Николай Долгополов - Легендарные разведчики
Не всплыли ни их настоящая фамилия, ни то, чем они занимались 12 лет в Соединенных Штатах. А ведь уже отсиживал свое в американской тюрьме русский полковник, взявший при аресте фамилию Абель. Человек, которому они в Нью-Йорке передавали секретную информацию. Тут видится мне какая-то неувязка. Неужели американские спецслужбы не сотрудничали с коллегами-англичанами, не обменивались сведениями? Нет, что-то здесь не так и, уверен, со временем это «что-то» тоже выплывет наружу.

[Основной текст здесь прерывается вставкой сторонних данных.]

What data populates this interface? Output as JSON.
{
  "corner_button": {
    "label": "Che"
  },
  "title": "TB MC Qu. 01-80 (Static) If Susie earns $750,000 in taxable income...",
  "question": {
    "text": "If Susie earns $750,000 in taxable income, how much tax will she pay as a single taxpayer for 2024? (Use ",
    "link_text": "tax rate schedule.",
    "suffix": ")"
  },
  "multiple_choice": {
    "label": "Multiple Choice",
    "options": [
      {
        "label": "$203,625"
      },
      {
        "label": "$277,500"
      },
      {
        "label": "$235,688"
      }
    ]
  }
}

В Англии же вся троица наотрез отказалась сотрудничать и с судом, и с британской контрразведкой. Супруги Крогер даже не захотели обсуждать предложение о смене фамилии и вывозе их из страны в обмен, понятно, на что. Может, поэтому приговор вынесли суровый — Хелен 20 лет, Питеру, как и Бену, 25. Это решение было воспринято всеми тремя, по крайней мере, внешне, с профессионально сыгранным безразличием. Они сохраняли его все девять лет мотаний по тюрьмам Ее Величества.
Морриса переводили из камеры в камеру, перевозили с места на место. Боялись, убежит или разложит своими идеями заключенных. Сидел он и с уголовниками: сотрудники спецслужб надеялись, что сокамерники сломают русского шпиона и уж тогда… Но Коэн находил с ними общий язык. В уголке большой комнаты его квартиры на Патриарших прудах примостился здоровенный плюшевый голубой медведь — это тюремный подарок на день рождения от знаменитого налетчика, совершившего «ограбление века» — банда увела из почтового вагона миллион фунтов стерлингов.

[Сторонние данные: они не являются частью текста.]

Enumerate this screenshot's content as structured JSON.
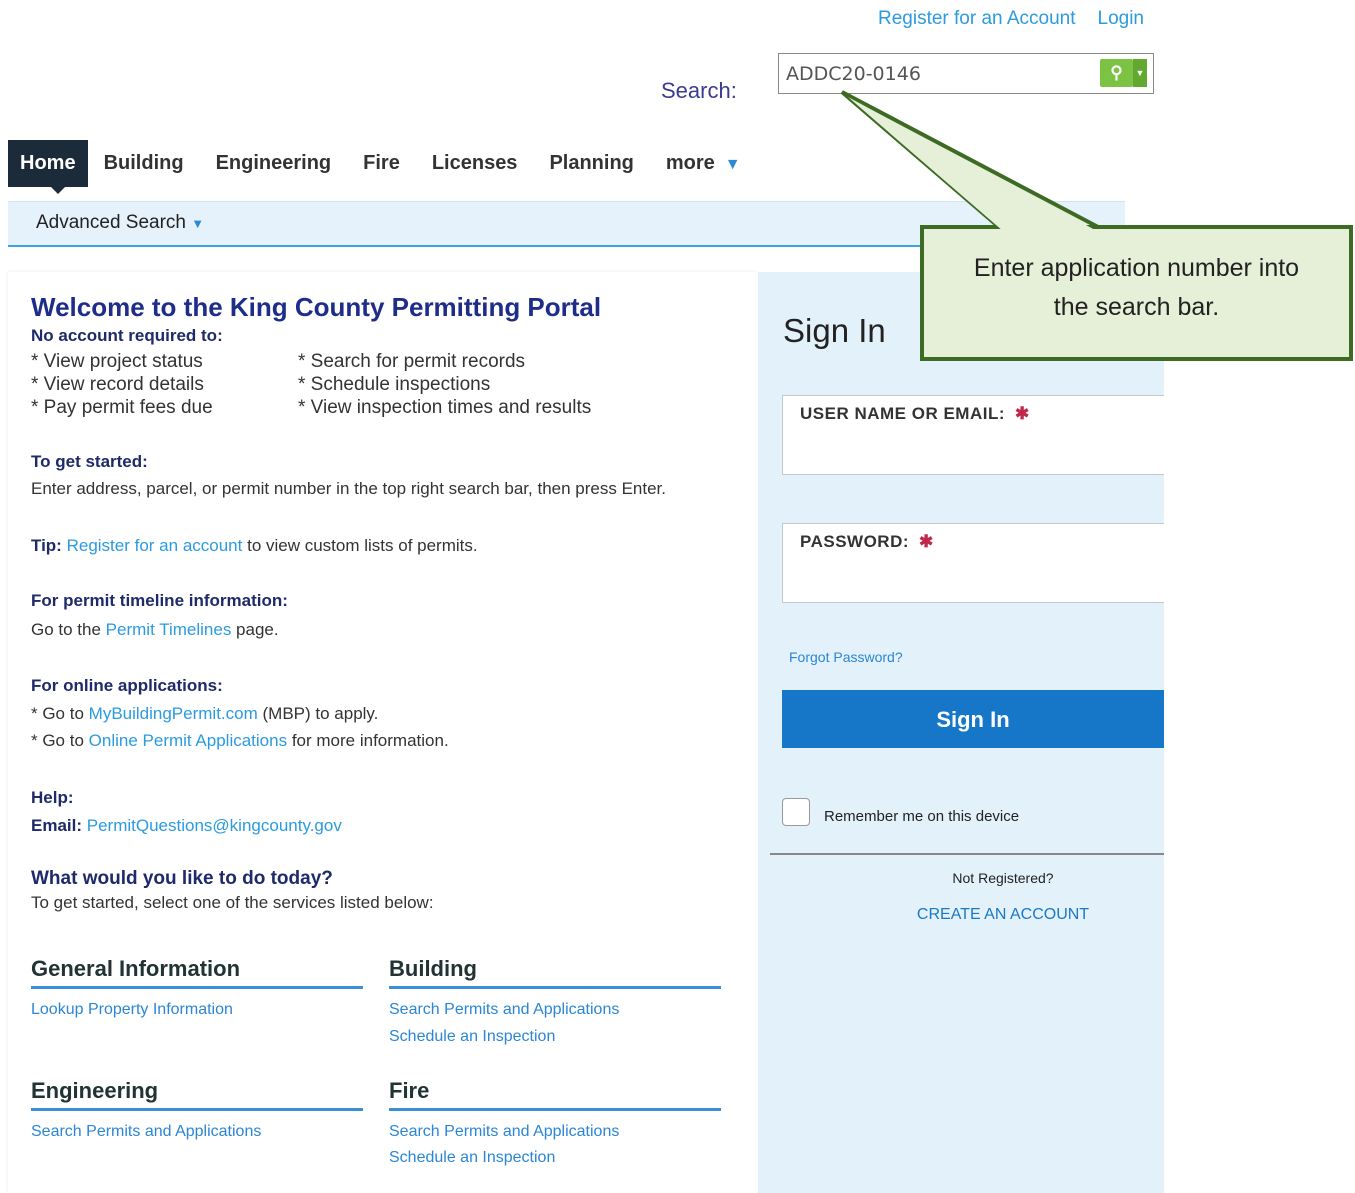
{
  "header": {
    "register_link": "Register for an Account",
    "login_link": "Login",
    "search_label": "Search:",
    "search_value": "ADDC20-0146"
  },
  "nav": {
    "items": [
      "Home",
      "Building",
      "Engineering",
      "Fire",
      "Licenses",
      "Planning",
      "more"
    ],
    "advanced_search": "Advanced Search"
  },
  "welcome": {
    "title": "Welcome to the King County Permitting Portal",
    "no_account": "No account required to:",
    "left_list": [
      "* View project status",
      "* View record details",
      "* Pay permit fees due"
    ],
    "right_list": [
      "* Search for permit records",
      "* Schedule inspections",
      "* View inspection times and results"
    ],
    "get_started_head": "To get started:",
    "get_started_text": "Enter address, parcel, or permit number in the top right search bar, then press Enter.",
    "tip_label": "Tip:",
    "tip_link": "Register for an account",
    "tip_rest": "to view custom lists of permits.",
    "timeline_head": "For permit timeline information:",
    "timeline_pre": "Go to the",
    "timeline_link": "Permit Timelines",
    "timeline_post": "page.",
    "online_head": "For online applications:",
    "online_1_pre": "* Go to",
    "online_1_link": "MyBuildingPermit.com",
    "online_1_post": "(MBP) to apply.",
    "online_2_pre": "* Go to",
    "online_2_link": "Online Permit Applications",
    "online_2_post": "for more information.",
    "help_head": "Help:",
    "email_label": "Email:",
    "email_link": "PermitQuestions@kingcounty.gov",
    "today_head": "What would you like to do today?",
    "today_text": "To get started, select one of the services listed below:"
  },
  "services": {
    "general": {
      "title": "General Information",
      "links": [
        "Lookup Property Information"
      ]
    },
    "building": {
      "title": "Building",
      "links": [
        "Search Permits and Applications",
        "Schedule an Inspection"
      ]
    },
    "engineering": {
      "title": "Engineering",
      "links": [
        "Search Permits and Applications"
      ]
    },
    "fire": {
      "title": "Fire",
      "links": [
        "Search Permits and Applications",
        "Schedule an Inspection"
      ]
    }
  },
  "signin": {
    "title": "Sign In",
    "username_label": "USER NAME OR EMAIL:",
    "password_label": "PASSWORD:",
    "required_mark": "✱",
    "forgot": "Forgot Password?",
    "button": "Sign In",
    "remember": "Remember me on this device",
    "not_registered": "Not Registered?",
    "create_account": "CREATE AN ACCOUNT"
  },
  "callout": {
    "text_line1": "Enter application number into",
    "text_line2": "the search bar."
  },
  "colors": {
    "nav_active_bg": "#1c2b39",
    "link": "#2b9be0",
    "signin_button": "#1677c9",
    "callout_fill": "#e6efd8",
    "callout_border": "#3d6b23",
    "search_button": "#7cc243"
  }
}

Сотрудника британской Сикрет интеллидженс сервис Джорджа Блейка, долгие годы передававшего ее секреты советской разведке, судили в том же 1961-м и приговорили к сорока двум годам. И вдруг каким-то чудом или по недосмотру Коэн и Блейк оказались вместе в лондонской тюрьме Скрабе и стали друзьями до конца жизни. Говорили обо всём на свете, кроме одного — даже от ближайшего друга Блейк скрывал приготовления к побегу.

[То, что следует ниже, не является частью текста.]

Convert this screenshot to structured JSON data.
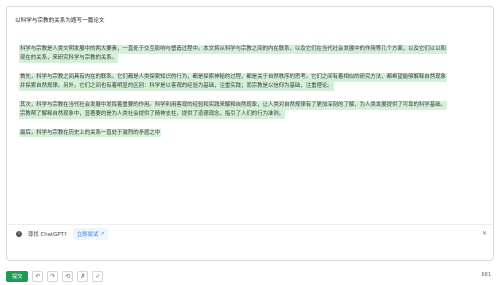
{
  "prompt": "以科学与宗教的关系为题写一篇论文",
  "paragraphs": [
    [
      "科学与宗教是人类文明发展中的两大要素，一直处于交互影响与塑造过程中。本文将从科学与宗教之间的内在联系，以及它们在当代社会发展中的作用等几个方面，以及它们以以和",
      "现在的关系，来研究科学与宗教的关系。"
    ],
    [
      "首先，科学与宗教之间具有内在的联系。它们都是人类探索知识的行为，都是探索神秘的过程，都是关于自然秩序的思考。它们之间有着相似的研究方法，都希望能够解释自然现象",
      "并探索自然规律。另外，它们之间也有着明显的区别：科学是以客观的经验为基础，注重实践；而宗教是以信仰为基础，注重理论。"
    ],
    [
      "其次，科学与宗教在当代社会发展中发挥着重要的作用。科学利用客观的经验和实践来解释自然现象，让人类对自然规律有了更加深刻的了解，为人类发展提供了可靠的科学基础。",
      "宗教帮了解释自然现象中，显著要的是为人类社会提供了精神支柱，提供了道德观念，指引了人们的行为准则。"
    ],
    [
      "最后，科学与宗教在历史上的关系一直处于激烈的矛盾之中"
    ]
  ],
  "banner": {
    "info_icon": "info-icon",
    "label": "尊找 ChatGPT?",
    "try_label": "立即尝试",
    "try_icon": "external-link-icon",
    "close_icon": "close-icon"
  },
  "toolbar": {
    "submit_label": "提交",
    "buttons": [
      {
        "name": "undo-icon",
        "glyph": "↶"
      },
      {
        "name": "redo-icon",
        "glyph": "↷"
      },
      {
        "name": "history-icon",
        "glyph": "⟲"
      },
      {
        "name": "thumbs-down-icon",
        "glyph": "✗"
      },
      {
        "name": "thumbs-up-icon",
        "glyph": "✓"
      }
    ],
    "char_count": "681"
  }
}
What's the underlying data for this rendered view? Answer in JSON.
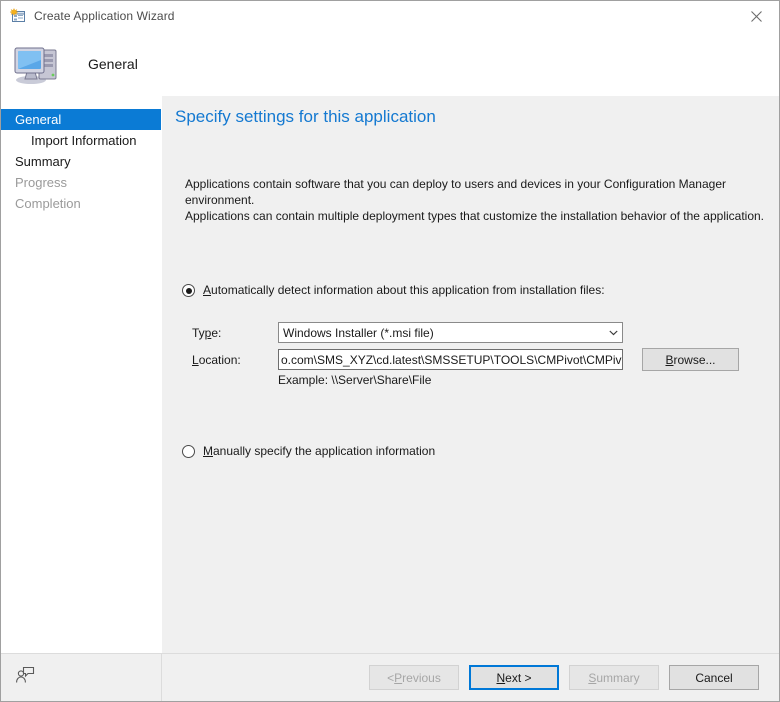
{
  "window": {
    "title": "Create Application Wizard",
    "titlebar_icon": "new-application-icon",
    "close_icon": "close-icon"
  },
  "header": {
    "icon": "computer-icon",
    "title": "General"
  },
  "sidebar": {
    "items": [
      {
        "label": "General",
        "state": "selected"
      },
      {
        "label": "Import Information",
        "state": "indent"
      },
      {
        "label": "Summary",
        "state": "normal"
      },
      {
        "label": "Progress",
        "state": "disabled"
      },
      {
        "label": "Completion",
        "state": "disabled"
      }
    ]
  },
  "main": {
    "heading": "Specify settings for this application",
    "description_line1": "Applications contain software that you can deploy to users and devices in your Configuration Manager environment.",
    "description_line2": "Applications can contain multiple deployment types that customize the installation behavior of the application.",
    "auto_radio": {
      "accelerator": "A",
      "label_rest": "utomatically detect information about this application from installation files:",
      "checked": true
    },
    "type_field": {
      "label_pre": "Ty",
      "label_accelerator": "p",
      "label_post": "e:",
      "value": "Windows Installer (*.msi file)",
      "arrow_icon": "chevron-down-icon"
    },
    "location_field": {
      "label_accelerator": "L",
      "label_rest": "ocation:",
      "value": "o.com\\SMS_XYZ\\cd.latest\\SMSSETUP\\TOOLS\\CMPivot\\CMPivot.msi",
      "browse_accelerator": "B",
      "browse_rest": "rowse...",
      "hint": "Example: \\\\Server\\Share\\File"
    },
    "manual_radio": {
      "accelerator": "M",
      "label_rest": "anually specify the application information",
      "checked": false
    }
  },
  "footer": {
    "feedback_icon": "feedback-person-icon",
    "buttons": [
      {
        "pre": "< ",
        "accelerator": "P",
        "post": "revious",
        "state": "disabled"
      },
      {
        "pre": "",
        "accelerator": "N",
        "post": "ext >",
        "state": "focused"
      },
      {
        "pre": "",
        "accelerator": "S",
        "post": "ummary",
        "state": "disabled"
      },
      {
        "pre": "",
        "accelerator": "",
        "post": "Cancel",
        "state": "normal"
      }
    ]
  },
  "colors": {
    "accent": "#1479d1",
    "selection": "#0b7bd5",
    "focus": "#0078d7"
  }
}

— Джордж сбежал, — широко улыбался Моррис. — Ничего другого не оставалось.
А его, еще не успевшего ничего узнать о вечернем побеге Блейка, наутро перевели из Скрабе в тюрьму на остров Уайт. Отсюда никто не убегал и не убежит — от острова до ближайшей суши миль тридцать. Режим суровейший, климат мерзкий, еда отвратительная. И если бы не книги и не любовь, он мог бы сойти с ума.
Да, любовь — не значившийся в их досье ни на этой, ни на той стороне компонент, помогла вынести девять лет заточения. Они с Хелен писали друг другу письма, и это глушило боль и унижение. Ожидание маленьких конвертиков, где количество страничек сурово ограничивалось законом, было тревожным, подчас тягостным. Получение весточки от любимого человека превращалось в праздник. Переписывались они и с Беном. Но это уже другие письма и другая история. Как только не называл Моррис свою Леонтину — и Мат, и Сардж, и моя дорогая, и моя возлюбленная, и милая моя голубушка… Нежность в каждом слове и каждой букве. Лона отвечала тем же.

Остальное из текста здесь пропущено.